Hewlett-Packard (HP) a déclaré mi-novembre une perte supplémentaire de 6,854 milliards de dollars au 4ème trimestre 2012, établissant un lien direct entre ces résultats catastrophiques et l’acquisition d’Autonomy, entreprise spécialisée dans les logiciels d’entreprise, accusée d’avoir gonflé ses comptes lors de son rachat en 2011. Au total pour l’année 2012 (exercice clos à fin octobre), la société californienne prévoit une perte cumulée de 12,65 milliards de dollars.

Nommée à la tête d’HP quelques mois après cet achat, Meg Whitman doit en effet gérer aujourd’hui ce que le journaliste Stéphane Lauer appelait dernièrement sur son blog  » des comptes d’Apotheker”, du nom de l’ex-PDG d’HP,  qui menait alors une politique d’acquisitions par laquelle l’entreprise entendait se moderniser…

Autonomy, éditeur de logiciels britannique, a ainsi été rachetée pour 10 milliards de dollars en 2011. Mais de lourds soupçons pèsent aujourd’hui sur de possibles irrégularités comptables dans cette société, et ont conduit HP à diligenter une enquête et surtout à passer dans ses comptes 2012 une provision de 8,8 milliards de dollars pour y faire face.

Depuis son arrivée, Meg Whitman élabore quant à elle une stratégie qui consiste à préserver les PC, relancer les tablettes et surtout investir dans la recherche et le développement pour renforcer la stabilité du groupe.

 


Une guerrière du business

Issue d’une famille aisée de Long Island dans l’Etat de New-York et diplômée d’un MBA d’économie à Harvard, Margaret Cushing Whitman, dite « Meg », a commencé chez Procter & Gamble, avant d’enchaîner six postes de direction en moins de vingt ans, dont la présidence du site de commerce en ligne eBay de 1998 à 2008.

En 1998, le fondateur d’eBay, Pierre Omidyar, fait appel à elle pour prendre la tête de son entreprise, un site de vente aux enchères américain qui ne compte alors que 30 employés. Contactée pour piloter l’entrée en bourse du site à succès, Meg Whitman va faire d’eBay une multinationale en l’implantant dans 56 villes américaines, puis en Angleterre, en Allemagne, au Japon, en Chine, en Corée du Sud et en Inde. Sensible aux enjeux de la dématérialisation pour ses clients, elle voit rapidement l’intérêt de la sécurisation des paiements en ligne  et achète le site de paiement en ligne PayPal.

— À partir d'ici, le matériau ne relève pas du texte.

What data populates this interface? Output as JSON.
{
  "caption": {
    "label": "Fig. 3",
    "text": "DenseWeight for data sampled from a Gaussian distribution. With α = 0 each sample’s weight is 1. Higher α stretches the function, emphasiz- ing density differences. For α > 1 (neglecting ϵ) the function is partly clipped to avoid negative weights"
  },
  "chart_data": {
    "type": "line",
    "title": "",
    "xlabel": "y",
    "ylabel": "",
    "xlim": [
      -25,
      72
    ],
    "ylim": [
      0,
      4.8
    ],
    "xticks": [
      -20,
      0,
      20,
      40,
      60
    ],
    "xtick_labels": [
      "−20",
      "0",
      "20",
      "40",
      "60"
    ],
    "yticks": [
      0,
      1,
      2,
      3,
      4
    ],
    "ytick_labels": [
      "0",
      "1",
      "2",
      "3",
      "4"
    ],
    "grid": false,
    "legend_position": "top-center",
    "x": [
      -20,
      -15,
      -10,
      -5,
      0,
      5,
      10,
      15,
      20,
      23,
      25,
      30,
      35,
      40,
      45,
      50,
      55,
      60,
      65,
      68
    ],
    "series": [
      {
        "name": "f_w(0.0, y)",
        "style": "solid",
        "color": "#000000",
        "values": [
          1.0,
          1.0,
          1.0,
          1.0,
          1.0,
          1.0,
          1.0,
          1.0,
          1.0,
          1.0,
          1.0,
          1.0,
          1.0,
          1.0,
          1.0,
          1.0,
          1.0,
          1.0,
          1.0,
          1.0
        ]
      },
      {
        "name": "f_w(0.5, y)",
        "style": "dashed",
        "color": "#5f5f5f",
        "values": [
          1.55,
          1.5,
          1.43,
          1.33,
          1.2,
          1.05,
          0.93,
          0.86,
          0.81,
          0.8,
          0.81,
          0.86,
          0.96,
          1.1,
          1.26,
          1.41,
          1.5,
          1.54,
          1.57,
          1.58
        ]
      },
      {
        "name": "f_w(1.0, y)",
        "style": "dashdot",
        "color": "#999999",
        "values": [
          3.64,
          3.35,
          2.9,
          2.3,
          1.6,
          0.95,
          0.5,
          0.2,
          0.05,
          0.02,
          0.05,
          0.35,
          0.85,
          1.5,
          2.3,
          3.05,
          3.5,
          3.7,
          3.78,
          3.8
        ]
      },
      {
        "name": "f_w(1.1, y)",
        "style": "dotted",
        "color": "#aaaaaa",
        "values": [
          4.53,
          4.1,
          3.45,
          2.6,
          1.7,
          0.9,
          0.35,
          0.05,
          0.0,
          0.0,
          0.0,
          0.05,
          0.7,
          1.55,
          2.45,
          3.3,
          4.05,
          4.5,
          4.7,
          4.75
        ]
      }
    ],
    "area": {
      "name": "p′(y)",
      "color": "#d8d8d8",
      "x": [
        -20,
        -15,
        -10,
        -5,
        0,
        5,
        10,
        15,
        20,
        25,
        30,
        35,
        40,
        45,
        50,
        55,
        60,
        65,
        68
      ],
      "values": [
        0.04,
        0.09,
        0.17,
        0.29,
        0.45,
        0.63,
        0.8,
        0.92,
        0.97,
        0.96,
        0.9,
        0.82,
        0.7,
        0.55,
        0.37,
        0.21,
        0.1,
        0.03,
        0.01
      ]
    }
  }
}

Lorsqu’elle quitte l’entreprise, eBay n’est plus une start-up de la Silicon Valley, mais une véritable multinationale employant plus de 15.000 personnes et réalisant un chiffre d’affaires de plus de 8 milliards de dollars. Ses 10 années passées à la tête du site de vente aux enchères valent à Meg Whitman d’être désignée 1ère femme d’affaires du monde par le magazine Fortune en 2004, pour « avoir bâti  le plus important site de commerce en ligne du monde, la plus valorisée des marques Internet et l’entreprise ayant connu la plus forte croissance de l’histoire ».


Une entrée en politique moins fructueuse

Connue pour son succès dans les affaires, Meg Whitman s’est également investie en politique. Républicaine centriste favorable à l’avortement, elle s’est illustrée dans sa course à la candidature pour le poste de gouverneur de Californie en 2010.

Présentée comme la quatrième fortune de cet état par le magazine Forbes en 2007, avec un patrimoine de 1,3 milliards de dollars, elle a énormément investi dans une campagne de communication qui lui aurait coûté plus de 160 millions de dollars. Mais cet investissement personnel n’a pas suffi à la faire élire : elle sera battue par le démocrate Jerry Brown qui obtient 49 % des voix contre 46 % pour la candidate.